I have the following:
$X$ and $Y$ are Hausdorff spaces, $A \subseteq X$ is closed, $f:A\rightarrow Y$ is continuous. $X \cup Y$ is a topological space in which $X$ and $Y$ are both open and closed carrying their original topologies. $\sim$ is the least equivalence relation on $X \cup Y$ such that $x\sim f(x)$ for all $x \in A$.
I am asked to show that $\sim$ is a closed relation.
So far I know that $\sim$ is a closed relation only if the set: $\{(x,y):x\sim y\}$ is closed.
$x\sim y$ has three possible cased:
$y = f(x)$ if $x \in A$. So we have $x\sim ~f(x)$
$y=x$ if $x \notin A$ and $x \in X$. So we have $x\sim x$
$x = y$ if $y \notin A$ and $ y\in Y$. So we have $y\sim ~y$.
I think this means $\{(x,y): x\sim y\} = (A\times f(A)) \cup \{(x,x) :x \in X-A\}\cup\{(y,y) :x \in Y-f(A)\}$
The first set in the union is closed since $A$ is closed, and the image of a compact set in a Hausdorff space is closed.
I am not sure why the second and third set should be closed.
Thanks!
Edit: I have adjusted my argument based on Tyrone's comment below.
The set {(x,y): x~y} = $B_1 \cup B_2 \cup \Delta X \cup \Delta Y $
Where:
$B_1 =$ {$(a, f(a)) \in X \times X : a\in A $} is closed since A is closed, f is continuous, and in a Hausdorff space the graph of. a continuous function over a closed set is closed.
$B_2 = $ {$(f(a),a) \in Y \times X : a \in A$} is closed for the same reason.
$\Delta X$ is the diagonal of X which is closed in a Hausdorff space
and $\Delta Y$ is the diagonal of Y which is closed in a Hausdorff space.
So {$(x,y) : x~y$} can be written as a finite union of closed sets. Hence is closed. Therefore ~ is a closed relation.
Your argument looks ok, but you should be a bit more careful about where these sets actually live, because you've written $\Delta X$ for the diagonal of $X$, but the relation set $$ R = \{(z, z')\ |\ z \sim z'\}$$ is really a subspace of $(X\sqcup Y)\times (X\sqcup Y)$. Thankfully this product of disjoint unions splits into disjoint components
$$ (X\sqcup Y)\times (X\sqcup Y) \cong (X\times X) \sqcup (X\times Y) \sqcup (Y\times X) \sqcup (Y \times Y)$$ so your piecewise arguments carry forward to the full space. In particular, since $\Delta X$ and $\Delta Y$ are closed in $X\times X$ and $Y\times Y$ respectively, it follows that they are closed in $(X\sqcup Y)\times (X\sqcup Y)$. In fact
$$"\Delta X" \cup "\Delta Y" = \Delta(X \sqcup Y) $$
which is closed because $X\sqcup Y$ is Hausdorff.
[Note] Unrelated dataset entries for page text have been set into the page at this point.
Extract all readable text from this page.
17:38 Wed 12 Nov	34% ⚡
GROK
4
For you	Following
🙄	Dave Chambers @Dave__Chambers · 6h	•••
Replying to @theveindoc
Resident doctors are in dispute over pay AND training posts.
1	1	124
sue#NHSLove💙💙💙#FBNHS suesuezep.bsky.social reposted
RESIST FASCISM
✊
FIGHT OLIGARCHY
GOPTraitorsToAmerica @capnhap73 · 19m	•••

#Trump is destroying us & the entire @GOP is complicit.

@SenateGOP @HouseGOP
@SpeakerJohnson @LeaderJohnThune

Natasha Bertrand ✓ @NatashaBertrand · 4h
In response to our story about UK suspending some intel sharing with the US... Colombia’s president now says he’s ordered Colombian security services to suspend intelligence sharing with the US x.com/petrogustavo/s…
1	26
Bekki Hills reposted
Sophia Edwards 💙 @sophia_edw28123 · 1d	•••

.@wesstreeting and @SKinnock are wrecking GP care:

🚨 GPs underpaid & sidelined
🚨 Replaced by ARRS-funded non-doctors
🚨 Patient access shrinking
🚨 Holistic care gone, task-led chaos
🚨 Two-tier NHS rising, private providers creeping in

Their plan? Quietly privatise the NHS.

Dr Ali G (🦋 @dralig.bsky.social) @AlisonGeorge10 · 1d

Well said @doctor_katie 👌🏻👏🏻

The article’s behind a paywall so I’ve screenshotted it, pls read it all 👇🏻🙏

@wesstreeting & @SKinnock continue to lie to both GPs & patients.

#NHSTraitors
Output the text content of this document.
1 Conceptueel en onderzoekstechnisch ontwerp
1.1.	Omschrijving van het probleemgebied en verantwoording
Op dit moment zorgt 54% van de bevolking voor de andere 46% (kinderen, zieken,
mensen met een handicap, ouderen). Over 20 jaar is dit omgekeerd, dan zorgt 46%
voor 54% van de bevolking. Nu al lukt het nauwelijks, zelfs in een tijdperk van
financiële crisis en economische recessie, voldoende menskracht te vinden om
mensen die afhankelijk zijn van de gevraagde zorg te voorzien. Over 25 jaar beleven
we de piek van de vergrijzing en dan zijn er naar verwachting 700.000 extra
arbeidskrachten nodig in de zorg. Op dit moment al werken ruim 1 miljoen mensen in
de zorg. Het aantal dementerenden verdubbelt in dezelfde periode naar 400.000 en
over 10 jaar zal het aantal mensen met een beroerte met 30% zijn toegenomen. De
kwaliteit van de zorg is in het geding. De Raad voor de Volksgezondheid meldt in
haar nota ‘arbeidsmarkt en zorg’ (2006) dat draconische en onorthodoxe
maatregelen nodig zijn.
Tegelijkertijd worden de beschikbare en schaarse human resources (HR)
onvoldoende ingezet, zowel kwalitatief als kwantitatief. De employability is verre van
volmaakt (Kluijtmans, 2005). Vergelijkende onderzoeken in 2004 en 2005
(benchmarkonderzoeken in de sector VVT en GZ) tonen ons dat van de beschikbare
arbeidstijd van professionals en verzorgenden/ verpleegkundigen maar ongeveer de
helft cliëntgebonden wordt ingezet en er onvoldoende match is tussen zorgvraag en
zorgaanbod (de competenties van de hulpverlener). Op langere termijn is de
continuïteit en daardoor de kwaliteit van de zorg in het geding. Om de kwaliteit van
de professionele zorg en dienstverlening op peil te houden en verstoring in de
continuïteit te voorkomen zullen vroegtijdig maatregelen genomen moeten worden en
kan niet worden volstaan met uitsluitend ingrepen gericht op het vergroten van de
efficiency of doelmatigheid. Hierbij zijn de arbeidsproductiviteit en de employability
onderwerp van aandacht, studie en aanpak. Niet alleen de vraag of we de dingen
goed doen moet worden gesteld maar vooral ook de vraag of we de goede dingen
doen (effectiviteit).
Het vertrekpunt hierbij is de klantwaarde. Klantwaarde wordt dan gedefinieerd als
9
We also see that $B_1 :=\{(x, f(x))\in (X\sqcup Y)\times (X\sqcup Y)\ |\ x\in A\}$ is closed in $(X\sqcup Y)\times (X\sqcup Y)$ as well as the space $B_2 :=\{(f(x),x)\}$. You've already mentioned the relevant result: if $A\subset X$ is closed and $f\colon A\to Y$ is continuous for $Y$ Hausdorff, then the graph $\Gamma\subset A\times Y \subset X\times Y$ is closed. Since $X\times Y$ is a component of $(X\sqcup Y)\times (X\sqcup Y)$ the graph is also closed in the space where we need it to be. Then $B_2$ is also closed in $Y\times X$ since it is the image of $B_1$ under the homeomorphism that swaps coordinates, and so we've proven that the $R$ is closed in $(X\sqcup Y)\times (X\sqcup Y)$.